March 12, 2018

Symposium Ends with Suggestions for Processing Social Network Information

Dr. Bree McEwan, Director of Communication and Technology at DePaul University, will present a program titled "Filtered through Networks: How social technologies facilitate relationships that change how we perceive information, data, and reality" on Wednesday, Mar. 21 at 7:30 p.m. in Ashland University's Hawkins-Conard Student Center Auditorium.

From fake news and filter bubbles, to your friend’s misspelled meme, and your cousin’s petition -- comprehending information diffused online through social networks is an important component for understanding debates on a wide range of issues. While it is important to think critically about our information consumption and media diets, other factors, particularly who information comes from and how we form those sources are important factors in the way we see the world and ourselves.

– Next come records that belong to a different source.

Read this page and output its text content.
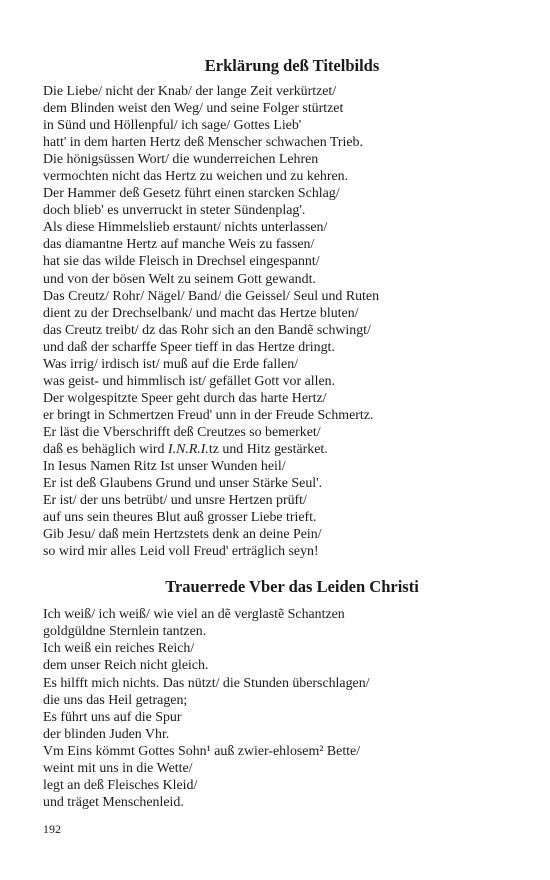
Erklärung deß Titelbilds
Die Liebe/ nicht der Knab/ der lange Zeit verkürtzet/
dem Blinden weist den Weg/ und seine Folger stürtzet
in Sünd und Höllenpful/ ich sage/ Gottes Lieb'
hatt' in dem harten Hertz deß Menscher schwachen Trieb.
Die hönigsüssen Wort/ die wunderreichen Lehren
vermochten nicht das Hertz zu weichen und zu kehren.
Der Hammer deß Gesetz führt einen starcken Schlag/
doch blieb' es unverruckt in steter Sündenplag'.
Als diese Himmelslieb erstaunt/ nichts unterlassen/
das diamantne Hertz auf manche Weis zu fassen/
hat sie das wilde Fleisch in Drechsel eingespannt/
und von der bösen Welt zu seinem Gott gewandt.
Das Creutz/ Rohr/ Nägel/ Band/ die Geissel/ Seul und Ruten
dient zu der Drechselbank/ und macht das Hertze bluten/
das Creutz treibt/ dz das Rohr sich an den Bandẽ schwingt/
und daß der scharffe Speer tieff in das Hertze dringt.
Was irrig/ irdisch ist/ muß auf die Erde fallen/
was geist- und himmlisch ist/ gefället Gott vor allen.
Der wolgespitzte Speer geht durch das harte Hertz/
er bringt in Schmertzen Freud' unn in der Freude Schmertz.
Er läst die Vberschrifft deß Creutzes so bemerket/
daß es behäglich wird I.N.R.I.tz und Hitz gestärket.
In Iesus Namen Ritz Ist unser Wunden heil/
Er ist deß Glaubens Grund und unser Stärke Seul'.
Er ist/ der uns betrübt/ und unsre Hertzen prüft/
auf uns sein theures Blut auß grosser Liebe trieft.
Gib Jesu/ daß mein Hertzstets denk an deine Pein/
so wird mir alles Leid voll Freud' erträglich seyn!
Trauerrede Vber das Leiden Christi
Ich weiß/ ich weiß/ wie viel an dẽ verglastẽ Schantzen
goldgüldne Sternlein tantzen.
Ich weiß ein reiches Reich/
dem unser Reich nicht gleich.
Es hilfft mich nichts. Das nützt/ die Stunden überschlagen/
die uns das Heil getragen;
Es führt uns auf die Spur
der blinden Juden Vhr.
Vm Eins kömmt Gottes Sohn¹ auß zwier-ehlosem² Bette/
weint mit uns in die Wette/
legt an deß Fleisches Kleid/
und träget Menschenleid.
192
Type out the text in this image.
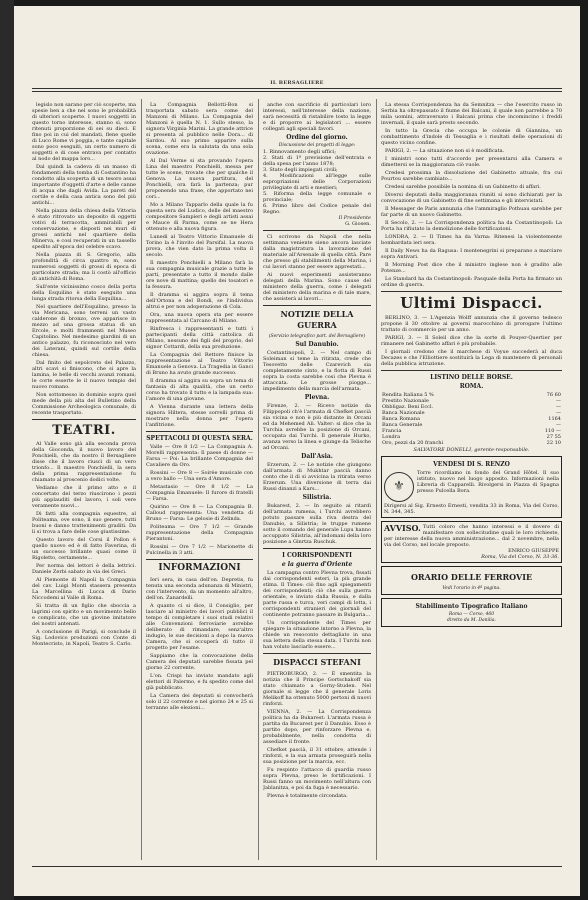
IL BERSAGLIERE

legislo non sarano per ciò scoperte, ma spesie ben a che nel sono le probabilità di ulteriori scoperte. I nuovi soggetti in questo torno interesse, stanno sì, sono ritenuti proporzione di sei su dieci. E fino poi in cui del mandati, flene quelle di Luco Rome vi poggia, e tante capitale sono poco eseguiti, un certo numero di soggetti e di cose entrava per contatto al nodo del mappa loro...

Dal quindi la cadeva di un masso di fondamenti della tomba di Costantino ha condotto alla scoperta di un tesoro assai importante d'oggetti d'arte e delle canne di acqua che dagli Avida. La pareti del cortile e della casa antica sono del più antichi...

Nella piazza della chiesa della Vittoria è stato ritrovato un deposito di oggetti votivi di terracotta, ammirabili per conservazione, e disposti nei muri di grossi antichi nel quartiere della Minerva, e cosi recuperati in un tassello spedito all'epoca del celebre scavo.

Nella piazza di S. Gregorio, alla profondità di circa quattro m, sono numerosi soggetti di grossi di epoca di particolare strada; ma li costò all'officio di antichità di Roma.

Sull'ente vicinissimo cosco della porta della Esquilino è stato eseguito una lunga strada ritorsa della Esquilina...

Nel quartiere dell'Esquilino, presso la via Mericana, sono terreni un vasto calderone di bronzo, ove apparisce in mezzo ad una grossa statua di un Ercole, e molti frammenti nel Museo Capitolino. Nel medesimo giardini di un antico palazzo, fu riconosciuto nel vero dei Laterani, quindi sul cortile della chiesa.

Dal finito del sepolcreto del Palazzo, altri scavi si finiscono, che si apre la lamina, le belle di vecchi avanzi romani, le corte esserte le il nuovo tempio del nuovo romano.

Non sottomesso in dominio sopra quel mede della più alta del Bulletino della Commissione Archeologica comunale, di recente trasportato.

TEATRI.

Al Valle sono già alla seconda prova della Gioconda, il nuovo lavoro del Ponchielli, che da nostro il Bersagliere disse che il lavoro riuscì di un vero trionfo... Il maestro Ponchielli, la sera della prima rappresentazione fu chiamato al proscenio dodici volte.

Vediamo che il primo atto e il concertato del terzo riuscirono i pezzi più applauditi del lavoro, i soli vere veramente nuovi...

Di fatti alla compagnia equestre, al Politeama, ove sono, il suo genere, tutti buoni e danno trattenimenti graditi. Da li si trova a fare delle cose giustissime.

Questo lavoro del Corsi il Pollon è quello nuovo ed è di fatto Faverina, di un successo brillante quasi come il Rigoletto, certamente...

Per norma dei lettori è della lettrici. Daniele Zerbi sabato in via dei Greci.

Al Piemonte di Napoli la Compagnia del cav. Luigi Monti stassera presenta La Marcellina di Lucca di Dario Niccodemi al Valle di Roma.

Si tratta di un figlio che sboccia a lagrimi con spirito e un movimento bello e complicato, che un giovine imitatore dei nostri antenati.

A conclusione di Parigi, si conclude il Sig. Lodovico produzioni con Conte di Montecristo, in Napoli, Teatro S. Carlo.

La Compagnia Bellotti-Bon si trasportata sabato sera come del Manzoni di Milano. La Compagnia del Manzoni è quella N. 1. Sullo stesso, la signora Virginia Marini. La grande attrice si presenta al pubblico nelle Dora... di Sardou. Al suo primo apparire sulla scena, come era la salutata da una sola ovazione.

Al Dal Verme si sta provando l'opera Lina del maestro Ponchielli, messa per tutte le scene, trovate che per qualche il Genova. La nuova partitura, del Ponchielli, ora farà la partenza; pur proponendo una frase, che apportato nei cori...

Mo a Milano Tapparlo della quale la fu questa sera del Ludico, delle del maestro compositore Sampieri e degli artisti assai e Mauce di Parma, come se ne Hera ottenuto e alla nuova figura.

Lunedì al Teatro Vittorio Emanuele di Torino la è l'invito del Parsifal. La nuova prova, che vien dato la prima volta il secolo.

Il maestro Ponchielli a Milano farà la sua compagnia musicale grazie a tutte le parti, presentate a tutto il mondo dalle ore nove di mattina; quello dei tosatori e la fessura.

Il dramma si aggira sopra il tema dell'Ortona e del Bondi, se l'individua altrui e per non adoperazione di Cola.

Ora, una nuova opera sta per essere rappresentata al Carcano di Milano.

Rinfresca i rappresentanti e tutti i partecipanti della città cattolica di Milano, nessuno dei figli del proprio, del signor Cottardi, della sua produzione.

La Compagnia del Rettore finisce la rappresentazione al Teatro Vittorio Emanuele a Genova. La Tragedia in Ganci di Bruno ha avuto grande successo.

Il dramma si aggira su sopra un tema di fantasia di alta qualità, che un certo corso ha trovato il tutto e la lampada sua: l'amore di una giovane.

A Vienna durante una lettera della signora Hiltera, stesse sorrelli prima di mostrare nella donna per l'opera l'anfitrione.

SPETTACOLI DI QUESTA SERA.

Valle — Ore 8 1/2 — La Compagnia A. Morelli rappresenta: Il paese di donne — Farsa — Poi: La brillante Compagnia del Cavaliere da Oro.

Rossini — Ore 8 — Soirée musicale con a vero ballo — Una sera d'Amore.

Metastasio — Ore 8 1/2 — La Compagnia Emanuele: Il furore di fratelli — Farsa.

Quirino — Ore 8 — La Compagnia B. Calloud rappresenta: Una vendetta di Bruno — Farsa: Le gelosie di Zelinda.

Politeama — Ore 7 1/2 — Grande rappresentazione della Compagnia Pierantoni.

Rossini — Ore 7 1/2 — Marionette di Pulcinella in 3 atti.

INFORMAZIONI

Ieri sera, in casa dell'on. Depretis, fu tenuta una seconda adunanza di Ministri, con l'intervento, da un momento all'altro, dell'on. Zanardelli.

A quanto ci si dice, il Consiglio, per lasciare al ministro dei lavori pubblici il tempo di completare i suoi studi relativi alle Convenzioni ferroviarie avrebbe deliberato di rimandare, senz'altro indugio, le sue decisioni a dopo la nuova Camera, che si occuperà di tutto il progetto per l'esame.

Sappiamo che la convocazione della Camera dei deputati sarebbe fissata pel giorno 22 corrente.

L'on. Crispi ha inviato mandato agli elettori di Palermo, e fu spedito come del già pubblicato.

La Camera dei deputati si convocherà solo il 22 corrente e nel giorno 24 e 25 si terranno alle elezioni...

anche con sacrificio di particolari loro interessi, nell'interesse della nazione, sarà necessità di ristabilire tosto la legge e di proporre ai legislatori ... essere collegati agli speciali favori.

Ordine del giorno.
Discussione dei progetti di legge:
1. Rinnovamento degli uffici;
2. Stati di 1ª previsione dell'entrata e della spesa per l'anno 1878;
3. Stato degli impiegati civili;
4. Modificazioni all'legge sulle espropriazioni delle Corporazioni privilegiate di arti e mestieri;
5. Riforma della legge comunale e provinciale;
6. Primo libro del Codice penale del Regno.
Il Presidente
G. Giosen.

Ci scrivono da Napoli che nella settimana veniente sieno ancora lasciate dalla magistratura la lavorazione del materiale all'Arsenale di quella città. Pare che presso gli stabilimenti della Marina, i cui lavori stanno per essere apprestati...

Ai nuovi esperimenti assisteranno delegati della Marina. Sono cause del ministero della guerra, come i delegati del ministero della marina e di tale mare, che assisterà ai lavori...

NOTIZIE DELLA GUERRA
(Servizio telegrafico part. del Bersagliere)
Sul Danubio.

Costantinopoli, 2. — Nel campo di Soleiman si teme la ritirata, crede che Tesovetto delle Czarevich sia completamente cinto, e la flotta di Russi sopra la costa sarebbe cosi che Plevna è attaccata. Le grosse piogge... impedimento della marcia dell'armata.

Plevna.

Firenze, 2. — Ricevo notizie da Filippopoli ch'è l'armata di Chefket pascià sia vicina e non è più distante in Orcani ed da Mehemed Ali. Valter: si dice che la Turchia avrebbe la posizione di Orcani, occupata dai Turchi. Il generale Hurko, avanza verso la linea e giunge da Telische ad Orcani.

Dall'Asia.

Erzerum, 2. — Le notizie che giungono dall'armata di Mukhtar pascià danno conto che il di si avvicina la ritirata verso Erzerum. Una diversione di terra dai Russi dinanzi a Kars...

Silistria.

Bukarest, 2. — In seguito ai ritardi dell'armata rumena, i Turchi avrebbero potuto passare sulla riva destra del Danubio, a Silistria; le truppe rumene sotto il comando del generale Lupu hanno accuppato Silistria, all'indomani della loro posizione a Ginrtza Ruschuk.

I CORRISPONDENTI
e la guerra d'Oriente

La campagna contro Plevna trova, fissati dai corrispondenti esteri, la più grande stima. Il Times: ciò fino agli spiegamenti dei corrispondenti; ciò che sulla guerra orientale, e inviato dalla Russia, e dalla parte russa e turca, veri campi di lotta, i corrispondenti stranieri dei giornali del continente potranno passare in Bulgaria...

Un corrispondente del Times per spiegare la situazione intorno a Plevna, la chiede un resoconto dettagliato in una sua lettera della stessa data. I Turchi non han voluto lasciarlo essere...

DISPACCI STEFANI

PIETROBURGO, 2. — È smentita la notizia che il Principe Gortschakoff sia stato chiamato a Gorny-Studen. Nel giornale si legge che il generale Loris Melikoff ha ottenuto 5000 pertoni di nuovi rinforzi.

VIENNA, 2. — La Corrispondenza politica ha da Bukarest: L'armata russa è partita da Bucarest per il Danubio. Esso è partito dopo, per rinforzare Plevna e, probabilmente, nella condotta di assediare il fronte.

Chefket pascià, il 31 ottobre, attende i rinforzi, e la sua armata proseguirà nella sua posizione per la marcia, ecc.

Fu respinto l'attacco di guardia russo sopra Plevna, preso le fortificazioni. I Russi fanno un movimento nell'altura con Jablanitza, e poi da fuga è necessario.

Plevna è totalmente circondata.

La stessa Corrispondenza ha da Semnitza — che l'esercito russo in Serbia ha oltrepassato il fiume dei Balcani, il quale non parrebbe a 70 mila uomini, attraversato i Balcani prima che incomincino i freddi invernali, il quale sarà presto secondo.

In tutto la Grecia che occupa le colonie di Giannina, un combattimento d'indole di Tessaglia e i risultati delle operazioni di questo vicino confine.

PARIGI, 2. — La situazione non si è modificata.

I ministri sono tutti d'accordo per presentarsi alla Camera e dimettersi se la maggioranza ciò vuole.

Credesi prossima la dissoluzione del Gabinetto attuale, fra cui Pourtou sarebbe cambiato...

Credesi sarebbe possibile la nomina di un Gabinetto di affari.

Diversi deputati della maggioranza riuniti si sono dichiarati per la convocazione di un Gabinetto di fine settimana e gli intervistati.

Il Messager de Paris annunzia che l'ammiraglio Pothuau sarebbe per far parte di un nuovo Gabinetto.

Il Secolo, 2. — La Corrispondenza politica ha da Costantinopoli: La Porta ha rifiutato la demolizione delle fortificazioni.

LONDRA, 2. — Il Times ha da Varna: Ritenesi la violentemente bombardata ieri sera.

Il Daily News ha da Ragusa: I montenegrini si preparano a marciare sopra Antivari.

Il Morning Post dice che il ministro inglese non è gradito alle Potenze...

Lo Standard ha da Costantinopoli: Pasquale della Porta ha firmato un ordine di guerra.

Ultimi Dispacci.

BERLINO, 3. — L'Agenzia Wolff annunzia che il governo tedesco propone il 30 ottobre ai governi marocchino di prorogare l'ultimo trattato di commercio per un anno.

PARIGI, 3. — Il Soleil dice che la sorte di Pouyer-Quertier per rimanere nel Gabinetto affari è più probabile.

I giornali credono che il marchese di Voyue succederà al duca Decazes e che l'Elliottiere sostituirà la Lega di mantenere di personali della pubblica istruzione.

LISTINO DELLE BORSE.
ROMA.
Rendita Italiana 5 %	76 60
Prestito Nazionale	—
Obbligaz. Beni Eccl.	—
Banca Nazionale	—
Banca Romana	1164
Banca Generale	—
Francia	110 —
Londra	27 55
Oro, pezzi da 20 franchi	22 10
SALVATORE DONELLI, gerente-responsabile.
VENDESI DI S. RENZO
⚜
Torre ricordiamo in fondo del Grand Hôtel. Il suo istituto, nuovo nel luogo apposito. Informazioni nella Libreria di Capparelli. Rivolgersi in Piazza di Spagna presso Pulcella Bora.
Dirigersi al Sig. Ernesto Ernesti, vendita 33 in Roma, Via del Corso, N. 344, 345.
AVVISO. Tutti coloro che hanno interessi e il dovere di manifestare con sollecitudine quali le loro richieste, per interesse della nuova amministrazione... dal 2 novembre, nella via del Corso, nel locale preposto.
ENRICO GIUSEPPE
Roma, Via del Corso, N. 33-36.
ORARIO DELLE FERROVIE
Vedi l'orario in 4ª pagina.
Stabilimento Tipografico Italiano
Roma — Corso, 460
diretto da M. Danilia.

Dr. McEwan, the author of Navigating New Media Networks, will discuss the dynamics between media consumers, information ecology, social network platforms, and cognitive processes. McEwan will offer explanations and suggestions to help competently process the large swaths of information we encounter every day from our social networks.

The program is an event in the Ashland University College of Arts and Sciences’ biennial Symposium Against Indifference. The theme for this year’s series is “Building Bridges Through Dialogue.” Dr. McEwan's visit is co-sponsored by the Department of Journalism and Digital Media and is free and open to the public.

Dr. McEwan (PhD, Arizona State University) focuses her research on the intersection of interpersonal communication and communication technologies. Her work primarily focuses on the management and maintenance of social relationships through communication technologies such as social media and text messaging as well as considering the effects social communication has on societal structure (and vice versa). Dr. McEwan is the author of "Navigating New Media Networks: Understanding and Managing Communication Challenges." In addition she has published articles examining the social effects of communication technology in Communication Monographs, Computers in Human Behavior, Cyberpsychology, Social Networking, and Behavior, and New Media and Society. Her recent projects focus on measurement issues in communication technology research and developing a theory of the diffusion of issues information via social media.